To make a disaster, you need a perfect storm of mistakes. A single mistake is insufficient, but a stack of sub-obtimal configuration choices stacked together will give you rampant failure and poor network quality. For today’s mistake we have massive and erratic packet duplication leading to random drops. We checked for STP loops, but eventually found it was caused by a combination of:
- A large VLAN in a data center with different IP ranges on the same physical subnet. Not a problem, you would think.
- Unicast flooding in the switch: a design feature.
- Packet forwarding of a single machine (acting as a router). Also a feature.
- Packet bridging on that same machine (acting as a bridge). Also a feature.
When a switch wants to send a packet, it sends it to the port where the MAC address was last seen from.
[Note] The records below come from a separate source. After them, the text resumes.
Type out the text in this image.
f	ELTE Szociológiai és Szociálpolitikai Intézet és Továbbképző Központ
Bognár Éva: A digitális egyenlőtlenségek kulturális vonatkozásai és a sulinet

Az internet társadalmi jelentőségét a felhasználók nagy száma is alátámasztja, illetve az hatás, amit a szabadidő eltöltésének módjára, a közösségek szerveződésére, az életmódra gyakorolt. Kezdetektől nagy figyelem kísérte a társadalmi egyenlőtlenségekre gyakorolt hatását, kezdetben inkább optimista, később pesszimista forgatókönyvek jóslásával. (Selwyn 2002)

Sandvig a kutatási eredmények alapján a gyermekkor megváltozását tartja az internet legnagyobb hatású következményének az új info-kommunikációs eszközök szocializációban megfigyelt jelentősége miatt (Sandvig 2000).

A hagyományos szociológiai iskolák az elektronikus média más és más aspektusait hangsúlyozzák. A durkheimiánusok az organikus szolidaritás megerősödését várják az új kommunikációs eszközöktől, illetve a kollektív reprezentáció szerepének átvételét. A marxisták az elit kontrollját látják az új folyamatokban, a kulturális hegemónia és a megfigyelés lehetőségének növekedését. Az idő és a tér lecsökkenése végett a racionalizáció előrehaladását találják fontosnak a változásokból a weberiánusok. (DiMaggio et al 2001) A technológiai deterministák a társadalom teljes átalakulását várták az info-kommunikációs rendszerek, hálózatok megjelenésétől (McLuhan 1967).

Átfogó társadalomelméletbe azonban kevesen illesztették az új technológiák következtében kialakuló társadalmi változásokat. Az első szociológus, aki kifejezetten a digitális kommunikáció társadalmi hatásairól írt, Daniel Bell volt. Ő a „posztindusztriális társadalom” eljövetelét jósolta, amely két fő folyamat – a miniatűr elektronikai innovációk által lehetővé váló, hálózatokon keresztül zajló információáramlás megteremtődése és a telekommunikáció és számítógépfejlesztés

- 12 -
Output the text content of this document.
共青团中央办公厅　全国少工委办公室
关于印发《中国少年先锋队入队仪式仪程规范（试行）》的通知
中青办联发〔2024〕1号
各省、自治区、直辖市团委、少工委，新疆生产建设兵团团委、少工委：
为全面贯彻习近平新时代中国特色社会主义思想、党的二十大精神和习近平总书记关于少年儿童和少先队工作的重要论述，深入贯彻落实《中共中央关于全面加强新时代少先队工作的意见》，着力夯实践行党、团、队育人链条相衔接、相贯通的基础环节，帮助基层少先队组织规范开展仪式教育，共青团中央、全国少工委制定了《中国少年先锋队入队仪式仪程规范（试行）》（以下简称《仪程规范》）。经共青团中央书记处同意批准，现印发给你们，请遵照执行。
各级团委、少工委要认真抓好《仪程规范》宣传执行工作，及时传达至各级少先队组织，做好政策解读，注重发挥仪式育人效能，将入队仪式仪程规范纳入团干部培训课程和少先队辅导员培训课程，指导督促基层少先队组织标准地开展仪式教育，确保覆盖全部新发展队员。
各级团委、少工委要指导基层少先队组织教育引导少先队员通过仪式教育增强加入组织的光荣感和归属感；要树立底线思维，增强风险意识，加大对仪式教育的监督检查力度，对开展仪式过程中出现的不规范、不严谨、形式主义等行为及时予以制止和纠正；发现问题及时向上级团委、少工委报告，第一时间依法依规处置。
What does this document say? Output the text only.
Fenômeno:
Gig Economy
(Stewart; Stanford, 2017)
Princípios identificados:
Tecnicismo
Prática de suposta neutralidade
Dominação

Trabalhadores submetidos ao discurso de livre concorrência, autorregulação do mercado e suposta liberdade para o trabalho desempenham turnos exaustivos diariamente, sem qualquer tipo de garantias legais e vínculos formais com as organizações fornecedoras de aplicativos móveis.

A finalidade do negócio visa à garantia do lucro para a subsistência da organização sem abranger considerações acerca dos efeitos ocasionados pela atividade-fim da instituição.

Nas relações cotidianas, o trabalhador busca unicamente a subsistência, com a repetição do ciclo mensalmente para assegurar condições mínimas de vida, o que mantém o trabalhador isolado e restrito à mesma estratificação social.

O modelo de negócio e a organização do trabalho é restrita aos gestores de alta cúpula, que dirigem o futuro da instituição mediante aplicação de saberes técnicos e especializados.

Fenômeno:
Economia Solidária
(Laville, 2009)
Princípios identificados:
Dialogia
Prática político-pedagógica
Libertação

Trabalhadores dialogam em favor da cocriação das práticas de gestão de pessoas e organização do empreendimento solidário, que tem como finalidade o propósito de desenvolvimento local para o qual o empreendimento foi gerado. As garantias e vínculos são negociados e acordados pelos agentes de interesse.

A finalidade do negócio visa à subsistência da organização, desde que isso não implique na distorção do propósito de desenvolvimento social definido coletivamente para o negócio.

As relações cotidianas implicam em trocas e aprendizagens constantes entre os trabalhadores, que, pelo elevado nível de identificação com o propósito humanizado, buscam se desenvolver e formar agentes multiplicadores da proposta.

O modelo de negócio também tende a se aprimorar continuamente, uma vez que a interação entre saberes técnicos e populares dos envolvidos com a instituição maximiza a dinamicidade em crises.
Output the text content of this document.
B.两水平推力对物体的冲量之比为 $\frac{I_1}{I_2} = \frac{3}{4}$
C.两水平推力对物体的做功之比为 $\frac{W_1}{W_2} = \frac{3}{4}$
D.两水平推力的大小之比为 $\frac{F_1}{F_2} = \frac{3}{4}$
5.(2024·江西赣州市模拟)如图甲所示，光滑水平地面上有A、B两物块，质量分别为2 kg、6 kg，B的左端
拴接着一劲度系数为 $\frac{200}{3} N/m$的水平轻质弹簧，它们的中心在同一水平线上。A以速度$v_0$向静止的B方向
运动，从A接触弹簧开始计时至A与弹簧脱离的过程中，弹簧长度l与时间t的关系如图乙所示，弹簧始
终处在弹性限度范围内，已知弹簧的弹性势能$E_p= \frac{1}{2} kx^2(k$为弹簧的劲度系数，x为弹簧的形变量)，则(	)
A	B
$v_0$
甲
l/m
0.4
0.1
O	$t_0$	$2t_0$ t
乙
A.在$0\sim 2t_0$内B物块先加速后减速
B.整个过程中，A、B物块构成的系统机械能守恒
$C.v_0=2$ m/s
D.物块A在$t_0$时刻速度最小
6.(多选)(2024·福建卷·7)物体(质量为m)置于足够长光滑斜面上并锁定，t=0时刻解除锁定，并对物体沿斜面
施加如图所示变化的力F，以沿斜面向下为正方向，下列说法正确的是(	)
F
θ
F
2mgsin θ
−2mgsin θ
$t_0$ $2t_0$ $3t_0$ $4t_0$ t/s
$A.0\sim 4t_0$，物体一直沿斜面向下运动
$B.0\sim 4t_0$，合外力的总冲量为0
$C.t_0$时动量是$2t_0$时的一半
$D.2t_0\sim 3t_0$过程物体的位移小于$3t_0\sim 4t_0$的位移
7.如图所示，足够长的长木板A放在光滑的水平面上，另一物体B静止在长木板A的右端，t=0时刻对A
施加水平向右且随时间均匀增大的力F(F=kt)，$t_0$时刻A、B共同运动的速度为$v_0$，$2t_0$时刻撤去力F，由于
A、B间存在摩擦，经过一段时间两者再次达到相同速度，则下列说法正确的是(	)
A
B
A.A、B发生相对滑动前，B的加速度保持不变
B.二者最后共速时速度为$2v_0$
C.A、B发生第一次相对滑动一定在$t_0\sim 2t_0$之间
If the MAC address has not recently been seen, or has just timed out of the CAM table (which maps MAC addresses to ports), then it has two choices:
- Drop the packet
- Broadcast the packet
Broadcasting is the smart choice, and is known as unicast flooding. Generally the packet solicits a reply, so the flooding is temporary.
In today’s disaster, the packet bridging implementation seems to rely on switching the network card into promiscuous mode. Now what happens when a unicast flooding packet is received for a subnet that the machine does not know about:
- Because the network interface card is in promiscuous mode to pick up bridged traffic, the packet is not dropped.
- Since the destination of the packet is not local, it is considered for routing.
- The machine happens to have a route to the destination so it retransmits the packet to the gateway – the switch again.
- The packet is received by the switch for routing, and it figures out that it must send it to a particular MAC address … for which it still does not have an entry in its CAM table.
- The switch does unicast flooding in the hope of getting the packet to its destination.
- After about 20 retransmissions, a packet is dropped, and things go quiet. If you’re lucky (ha ha) the recipient machine manages to transmit a reply, and the CAM table is updated. Unicast flooding stops, and the duplication stops, until the next crazy packet hits the system.
The “router” system which delivered this kind of behaviour to us is some kind of Microsoft windows box running some kind of virtualisation software – maybe hyper-v or worse. It has been unplugged, and will return with a firewall protecting it from the big nasty switch, or with some other fixes.
To detect this condition, you need to look for an abundance of unicast packets. You can do the following on an otherwise quiet box (that’s what the “port not 22” is about) and look for duplicates:
# tcpdump -i eth0 port not 22 and not multicast -c 100 -en tcpdump: verbose output suppressed, use -v or -vv for full protocol decode listening on eth0, link-type EN10MB (Ethernet), capture size 96 bytes 10:10:00.990296 1c:17:d3:xx:xx:c2 > 00:21:5e:xx:xx:e5, ethertype IPv4 (0x0800), length 98: xxx.xx.xx7.118 > xxx.xx.x0.40: ICMP echo reply, id 40490, seq 8510, length 64 10:10:00.990573 1c:17:d3:xx:xx:c2 > 00:21:5e:xx:xx:e5, ethertype IPv4 (0x0800), length 98: xxx.xx.xx7.118 > xxx.xx.x0.40: ICMP echo reply, id 40490, seq 8510, length 64 ...and a lot more duplicates than that...
Fixing it was a matter of removing the most culpable element of the chain (anything running Microsoft).